Coauthor and graduate student Tim Mui adds that this kind of cooperation between tested proteins that are normally completely isolated from one another could indicate that the mechanism has been conserved by organisms across evolutionary history. "It's kind of remarkable that these proteins, which should never ever be in contact with one another, can actually coordinate to do this," he says.
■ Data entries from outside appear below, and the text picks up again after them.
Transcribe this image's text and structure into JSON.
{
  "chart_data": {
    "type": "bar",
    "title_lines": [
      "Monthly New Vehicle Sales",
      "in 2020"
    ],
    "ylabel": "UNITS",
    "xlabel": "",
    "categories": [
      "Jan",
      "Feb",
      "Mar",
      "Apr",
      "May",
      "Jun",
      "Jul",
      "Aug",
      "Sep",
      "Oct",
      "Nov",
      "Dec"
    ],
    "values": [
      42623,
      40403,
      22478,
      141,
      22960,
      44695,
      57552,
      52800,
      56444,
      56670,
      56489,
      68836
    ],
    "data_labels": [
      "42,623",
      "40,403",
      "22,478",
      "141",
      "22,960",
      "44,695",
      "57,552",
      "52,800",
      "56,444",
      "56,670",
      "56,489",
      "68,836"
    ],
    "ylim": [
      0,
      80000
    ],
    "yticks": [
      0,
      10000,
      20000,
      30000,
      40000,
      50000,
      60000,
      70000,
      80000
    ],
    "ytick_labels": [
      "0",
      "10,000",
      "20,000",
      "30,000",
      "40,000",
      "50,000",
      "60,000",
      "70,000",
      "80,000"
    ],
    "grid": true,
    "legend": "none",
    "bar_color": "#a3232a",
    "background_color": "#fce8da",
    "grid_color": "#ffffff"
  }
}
The key to this coordination seems to be that the two types of proteins have comparable electrical potentials when bound to DNA, meaning that they are similar in their likelihood to gain or lose electrons. "We're finding that one of the requirements for a protein to potentially participate in this process is that as it binds to DNA, it has to have a similar potential to other proteins, so that it can release an electron that can shuttle through the DNA to another protein," Sontz says. "If the two proteins are not at similar potentials, you're not going to get accurate cooperation."
The proteins have this ability to send and receive electrons because they contain what are called redox-active iron-sulfur clusters. Both XPD and EndoIII contain four-iron, four-sulfur clusters that play no clear structural role in the proteins but contain metals that can easily gain or lose an electron as they bind DNA. "It's really difficult for the cell to build these clusters," Mui says. "So there is a thought that they must play a significant role in something else, which could be this mechanism to locate lesions within the DNA."